Their guiding principles, 10 in all [more than even the most devoted followers can remember], offer superb goals for the best that humans can and should do:
- Radical Inclusion
- Radical Self Reliance
- Radical Self Expression
- Communal Effort
- Civic Responsibility
- Leaving No Trace
The clear theme in these principles is the perfection of human behavior, focused on all people “getting along together.” It’s a concept Burning Man demonstrates wonderfully, despite the dust bowl of heaven and hell in which it occurs.
Outside of its adherents and attendees, most people know little of Burning Man, seeing it from afar as little more than a raucous week taken to extremes. Under the hood, though, there’s a lot more going on. What else have we missed?

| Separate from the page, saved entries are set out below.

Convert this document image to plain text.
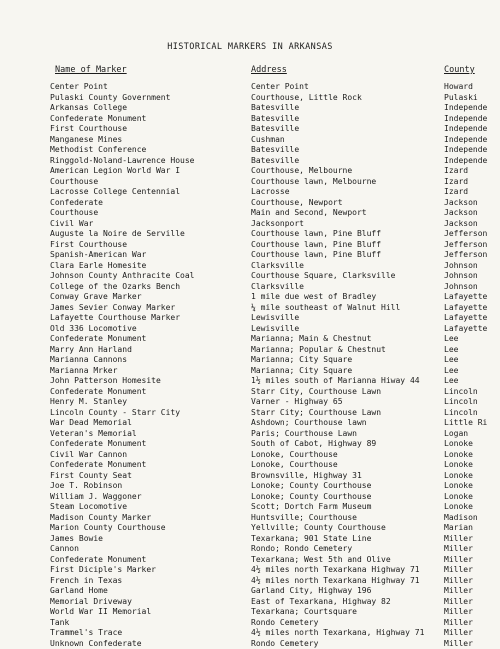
HISTORICAL MARKERS IN ARKANSAS
Name of Marker	Address	County
Center Point	Center Point	Howard
Pulaski County Government	Courthouse, Little Rock	Pulaski
Arkansas College	Batesville	Independe
Confederate Monument	Batesville	Independe
First Courthouse	Batesville	Independe
Manganese Mines	Cushman	Independe
Methodist Conference	Batesville	Independe
Ringgold-Noland-Lawrence House	Batesville	Independe
American Legion World War I	Courthouse, Melbourne	Izard
Courthouse	Courthouse lawn, Melbourne	Izard
Lacrosse College Centennial	Lacrosse	Izard
Confederate	Courthouse, Newport	Jackson
Courthouse	Main and Second, Newport	Jackson
Civil War	Jacksonport	Jackson
Auguste la Noire de Serville	Courthouse lawn, Pine Bluff	Jefferson
First Courthouse	Courthouse lawn, Pine Bluff	Jefferson
Spanish-American War	Courthouse lawn, Pine Bluff	Jefferson
Clara Earle Homesite	Clarksville	Johnson
Johnson County Anthracite Coal	Courthouse Square, Clarksville	Johnson
College of the Ozarks Bench	Clarksville	Johnson
Conway Grave Marker	1 mile due west of Bradley	Lafayette
James Sevier Conway Marker	¼ mile southeast of Walnut Hill	Lafayette
Lafayette Courthouse Marker	Lewisville	Lafayette
Old 336 Locomotive	Lewisville	Lafayette
Confederate Monument	Marianna; Main & Chestnut	Lee
Marry Ann Harland	Marianna; Popular & Chestnut	Lee
Marianna Cannons	Marianna; City Square	Lee
Marianna Mrker	Marianna; City Square	Lee
John Patterson Homesite	1½ miles south of Marianna Hiway 44	Lee
Confederate Monument	Starr City, Courthouse Lawn	Lincoln
Henry M. Stanley	Varner - Highway 65	Lincoln
Lincoln County - Starr City	Starr City; Courthouse Lawn	Lincoln
War Dead Memorial	Ashdown; Courthouse lawn	Little Ri
Veteran's Memorial	Paris; Courthouse Lawn	Logan
Confederate Monument	South of Cabot, Highway 89	Lonoke
Civil War Cannon	Lonoke, Courthouse	Lonoke
Confederate Monument	Lonoke, Courthouse	Lonoke
First County Seat	Brownsville, Highway 31	Lonoke
Joe T. Robinson	Lonoke; County Courthouse	Lonoke
William J. Waggoner	Lonoke; County Courthouse	Lonoke
Steam Locomotive	Scott; Dortch Farm Museum	Lonoke
Madison County Marker	Huntsville; Courthouse	Madison
Marion County Courthouse	Yellville; County Courthouse	Marian
James Bowie	Texarkana; 901 State Line	Miller
Cannon	Rondo; Rondo Cemetery	Miller
Confederate Monument	Texarkana; West 5th and Olive	Miller
First Diciple's Marker	4½ miles north Texarkana Highway 71	Miller
French in Texas	4½ miles north Texarkana Highway 71	Miller
Garland Home	Garland City, Highway 196	Miller
Memorial Driveway	East of Texarkana, Highway 82	Miller
World War II Memorial	Texarkana; Courtsquare	Miller
Tank	Rondo Cemetery	Miller
Trammel's Trace	4½ miles north Texarkana, Highway 71	Miller
Unknown Confederate	Rondo Cemetery	Miller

The 30 year history of Burning Man has provided a bundle of important perspectives about humanity and our precious Earth, which can and should inform us all about our futures:
- The roles of art and life are evanescent—they come and go and enrich each other while they exist.
- The role of fire is to warm us, bring us together, and prepare us for tomorrow to rise from the ashes like a phoenix.
- By coming together under agreed-upon guiding principles, humans can do almost anything.
- Because our earth can no longer hold many more people, we have to learn how to “unbuild” ourselves peacefully in order to rebuild and extend our human urge to keep building and growing without, at the same time, destroying ourselves and our planet with the consequences of overpopulation.
I am almost positive that Larry Harvey and his friends never explicitly stated the above four concepts, but what they did unleash is a chain of ideas that has led to how we see their dream today. That must be an example of great genius!
The Renwick Museum, next door to the White House, currently has an amazing, scaled-down version of Burning Man called “No Spectators” (as in “Everyone Participates”). It is already attracting unprecedented crowds of young and old. For those of you who see this essay and who live in or visit D.C., I strongly recommend a visit.
The timing of this exhibit may, not surprisingly, have something to do with the current occupant of the White House. If so, I think I finally have something to thank the President for—namely, inspiring an amazing art exhibit which may bring to the world, albeit in a quiet, subtle way, antidotes to what he is trying to destroy in our lives and our Earth.